Slow Web going
Thomas R. Temin
Recently, the Council for Excellence in Government, a Washington research organization that focuses on all levels of government, surveyed what citizens want from electronic government. According to the council's president, Patricia McGinniss, the ability to view lawmakers' voting records online ranked higher than the ability to renew driver's licenses online.
That's right. Government folks and consultants love to wax rhapsodic about grand-sounding transformational projects and online transactional government. Yet, at least according to one poll, people mostly want plain, League of Women Voters-type information when they tune into the Web. Maybe government is leading where few are following.
Several factors could explain this disconnect between the fondest hopes of chief information officers and the citizens. For one thing, few transactions people could conduct with government are available online. Some estimates put it at 1 percent.
In other words, too few services are available to make online transactions something a typical person thinks about.

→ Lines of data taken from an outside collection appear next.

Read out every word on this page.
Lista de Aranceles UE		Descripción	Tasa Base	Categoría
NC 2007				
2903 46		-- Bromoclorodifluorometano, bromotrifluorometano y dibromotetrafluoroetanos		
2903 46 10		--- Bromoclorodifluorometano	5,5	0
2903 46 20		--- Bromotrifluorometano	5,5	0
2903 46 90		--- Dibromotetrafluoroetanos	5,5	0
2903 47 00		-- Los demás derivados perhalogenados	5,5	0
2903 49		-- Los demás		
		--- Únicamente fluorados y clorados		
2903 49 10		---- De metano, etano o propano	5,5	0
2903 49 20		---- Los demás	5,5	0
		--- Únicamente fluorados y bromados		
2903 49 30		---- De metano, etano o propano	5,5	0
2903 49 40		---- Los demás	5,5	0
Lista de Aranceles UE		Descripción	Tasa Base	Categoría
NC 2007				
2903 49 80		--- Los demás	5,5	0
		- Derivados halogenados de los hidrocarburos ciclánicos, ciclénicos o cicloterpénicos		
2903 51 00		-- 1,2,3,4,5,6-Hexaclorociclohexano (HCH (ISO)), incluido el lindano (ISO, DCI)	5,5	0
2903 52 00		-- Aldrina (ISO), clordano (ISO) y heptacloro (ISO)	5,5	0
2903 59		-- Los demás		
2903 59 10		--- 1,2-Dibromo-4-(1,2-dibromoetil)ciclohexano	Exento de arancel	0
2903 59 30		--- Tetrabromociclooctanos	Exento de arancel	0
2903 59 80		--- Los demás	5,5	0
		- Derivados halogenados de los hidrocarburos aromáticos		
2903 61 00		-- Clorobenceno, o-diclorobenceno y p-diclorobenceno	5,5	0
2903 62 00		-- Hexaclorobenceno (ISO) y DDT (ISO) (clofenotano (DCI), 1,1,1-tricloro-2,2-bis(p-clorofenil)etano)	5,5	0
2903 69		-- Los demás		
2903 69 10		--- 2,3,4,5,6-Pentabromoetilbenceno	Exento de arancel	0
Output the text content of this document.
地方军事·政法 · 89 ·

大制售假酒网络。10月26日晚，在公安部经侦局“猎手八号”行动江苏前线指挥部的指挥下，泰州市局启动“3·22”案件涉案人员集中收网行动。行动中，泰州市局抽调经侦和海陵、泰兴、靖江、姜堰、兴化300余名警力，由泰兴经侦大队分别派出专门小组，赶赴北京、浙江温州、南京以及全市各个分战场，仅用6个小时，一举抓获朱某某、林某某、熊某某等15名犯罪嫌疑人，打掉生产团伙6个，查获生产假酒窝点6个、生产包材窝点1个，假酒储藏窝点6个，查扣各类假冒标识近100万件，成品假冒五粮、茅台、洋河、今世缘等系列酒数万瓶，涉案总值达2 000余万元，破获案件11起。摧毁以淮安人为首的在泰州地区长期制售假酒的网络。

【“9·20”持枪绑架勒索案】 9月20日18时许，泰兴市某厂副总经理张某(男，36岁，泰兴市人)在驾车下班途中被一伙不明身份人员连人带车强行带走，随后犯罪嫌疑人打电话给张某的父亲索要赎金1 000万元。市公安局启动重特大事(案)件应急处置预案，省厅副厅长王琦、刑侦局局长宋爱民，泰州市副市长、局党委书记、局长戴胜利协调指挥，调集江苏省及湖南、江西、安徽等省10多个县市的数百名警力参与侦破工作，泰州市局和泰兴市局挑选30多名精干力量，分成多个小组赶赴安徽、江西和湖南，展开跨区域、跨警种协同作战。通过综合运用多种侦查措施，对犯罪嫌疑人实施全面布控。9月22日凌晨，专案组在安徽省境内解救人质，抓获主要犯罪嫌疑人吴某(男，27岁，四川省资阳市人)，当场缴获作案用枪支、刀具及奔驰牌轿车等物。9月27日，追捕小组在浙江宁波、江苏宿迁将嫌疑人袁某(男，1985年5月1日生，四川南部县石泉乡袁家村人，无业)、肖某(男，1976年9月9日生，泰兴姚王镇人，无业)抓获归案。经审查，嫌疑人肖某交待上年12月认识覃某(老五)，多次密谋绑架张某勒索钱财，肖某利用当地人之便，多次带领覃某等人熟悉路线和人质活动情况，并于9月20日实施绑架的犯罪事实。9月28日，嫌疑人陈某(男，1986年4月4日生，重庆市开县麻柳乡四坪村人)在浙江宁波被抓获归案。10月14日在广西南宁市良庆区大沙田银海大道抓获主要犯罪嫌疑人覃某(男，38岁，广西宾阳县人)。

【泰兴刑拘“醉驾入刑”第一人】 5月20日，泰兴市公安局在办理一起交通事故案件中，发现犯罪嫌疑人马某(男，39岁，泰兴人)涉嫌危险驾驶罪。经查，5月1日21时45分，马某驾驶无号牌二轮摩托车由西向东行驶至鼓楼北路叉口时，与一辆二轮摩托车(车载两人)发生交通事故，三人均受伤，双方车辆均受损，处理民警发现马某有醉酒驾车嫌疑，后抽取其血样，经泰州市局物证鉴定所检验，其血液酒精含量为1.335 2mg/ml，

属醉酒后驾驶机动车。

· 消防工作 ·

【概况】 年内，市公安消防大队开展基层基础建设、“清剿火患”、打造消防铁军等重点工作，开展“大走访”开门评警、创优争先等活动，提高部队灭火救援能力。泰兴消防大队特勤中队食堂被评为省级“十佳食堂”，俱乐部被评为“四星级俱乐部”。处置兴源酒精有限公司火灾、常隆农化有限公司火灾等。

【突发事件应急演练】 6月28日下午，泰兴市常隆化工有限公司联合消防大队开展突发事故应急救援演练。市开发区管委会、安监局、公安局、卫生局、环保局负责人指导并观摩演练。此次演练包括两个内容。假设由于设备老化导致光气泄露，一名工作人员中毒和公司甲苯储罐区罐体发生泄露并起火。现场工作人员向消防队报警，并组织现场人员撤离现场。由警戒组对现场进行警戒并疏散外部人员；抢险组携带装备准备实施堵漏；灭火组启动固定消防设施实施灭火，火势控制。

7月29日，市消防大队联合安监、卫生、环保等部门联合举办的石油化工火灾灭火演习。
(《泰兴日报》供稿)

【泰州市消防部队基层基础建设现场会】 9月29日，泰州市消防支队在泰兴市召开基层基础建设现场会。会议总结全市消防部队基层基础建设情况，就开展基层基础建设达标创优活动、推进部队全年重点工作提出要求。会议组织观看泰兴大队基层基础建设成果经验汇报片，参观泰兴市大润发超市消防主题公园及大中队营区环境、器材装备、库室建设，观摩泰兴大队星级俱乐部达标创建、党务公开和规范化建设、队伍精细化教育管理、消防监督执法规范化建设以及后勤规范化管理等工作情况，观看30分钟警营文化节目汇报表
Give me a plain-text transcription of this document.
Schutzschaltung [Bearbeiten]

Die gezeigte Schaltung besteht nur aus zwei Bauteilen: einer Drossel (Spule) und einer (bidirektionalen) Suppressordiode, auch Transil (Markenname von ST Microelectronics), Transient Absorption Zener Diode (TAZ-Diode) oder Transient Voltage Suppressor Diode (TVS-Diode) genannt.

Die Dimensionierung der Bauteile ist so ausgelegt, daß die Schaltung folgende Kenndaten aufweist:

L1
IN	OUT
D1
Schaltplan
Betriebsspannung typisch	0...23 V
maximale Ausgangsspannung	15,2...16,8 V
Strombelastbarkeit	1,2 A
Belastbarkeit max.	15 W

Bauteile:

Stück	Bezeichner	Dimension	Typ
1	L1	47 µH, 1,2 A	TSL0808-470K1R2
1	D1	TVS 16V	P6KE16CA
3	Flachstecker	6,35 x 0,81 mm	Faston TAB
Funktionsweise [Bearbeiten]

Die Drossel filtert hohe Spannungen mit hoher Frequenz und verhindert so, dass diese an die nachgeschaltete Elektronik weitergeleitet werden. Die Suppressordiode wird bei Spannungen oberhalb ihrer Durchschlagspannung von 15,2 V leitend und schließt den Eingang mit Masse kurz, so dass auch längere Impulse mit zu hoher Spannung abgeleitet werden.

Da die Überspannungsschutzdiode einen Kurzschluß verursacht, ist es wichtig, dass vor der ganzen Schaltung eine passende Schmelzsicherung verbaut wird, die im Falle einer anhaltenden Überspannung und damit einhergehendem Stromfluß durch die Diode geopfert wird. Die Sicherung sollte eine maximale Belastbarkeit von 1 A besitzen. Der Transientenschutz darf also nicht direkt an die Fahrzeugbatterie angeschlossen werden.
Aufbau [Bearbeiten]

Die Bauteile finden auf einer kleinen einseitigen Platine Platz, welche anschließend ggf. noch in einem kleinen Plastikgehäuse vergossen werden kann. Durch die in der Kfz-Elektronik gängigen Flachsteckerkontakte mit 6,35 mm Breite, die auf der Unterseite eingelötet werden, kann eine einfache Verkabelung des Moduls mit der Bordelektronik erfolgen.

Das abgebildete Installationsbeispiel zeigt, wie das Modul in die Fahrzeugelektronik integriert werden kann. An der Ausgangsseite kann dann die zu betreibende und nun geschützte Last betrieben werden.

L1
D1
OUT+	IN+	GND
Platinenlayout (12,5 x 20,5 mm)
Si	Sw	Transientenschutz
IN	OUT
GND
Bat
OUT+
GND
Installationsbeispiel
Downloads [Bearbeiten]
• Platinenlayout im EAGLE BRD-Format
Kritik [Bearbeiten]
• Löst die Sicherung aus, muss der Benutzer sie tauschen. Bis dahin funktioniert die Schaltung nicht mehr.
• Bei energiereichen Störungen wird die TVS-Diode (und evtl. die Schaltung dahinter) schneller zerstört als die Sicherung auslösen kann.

Many transactions are too complex to be easily translated into a reliable online interaction with existing technology. For instance, starting a regulated business is an activity that often takes months and many meetings involving many agencies.
A third factor is that applications deployed are too difficult, cumbersome or incomplete to generate much enthusiasm. If it is easier to pick up a phone or mail something in, why should someone use an online application?
Tax return filing, as this month's cover story illustrates, is one obvious thing to do online. Nevertheless, tax filing has been slow to yield to online efforts'both at the state and national levels.
Massachusetts' efforts, as associate editor Donna Young reports, are encouraging, in part because the state wants to streamline the online filing process by turning it into a pure Web play. By contrast, other states require a third party to file or let taxpayers merely download forms to mail in.
Perhaps the Bay State, by deploying a better-than-average application, will foster greater demand for online services beyond the tax realm.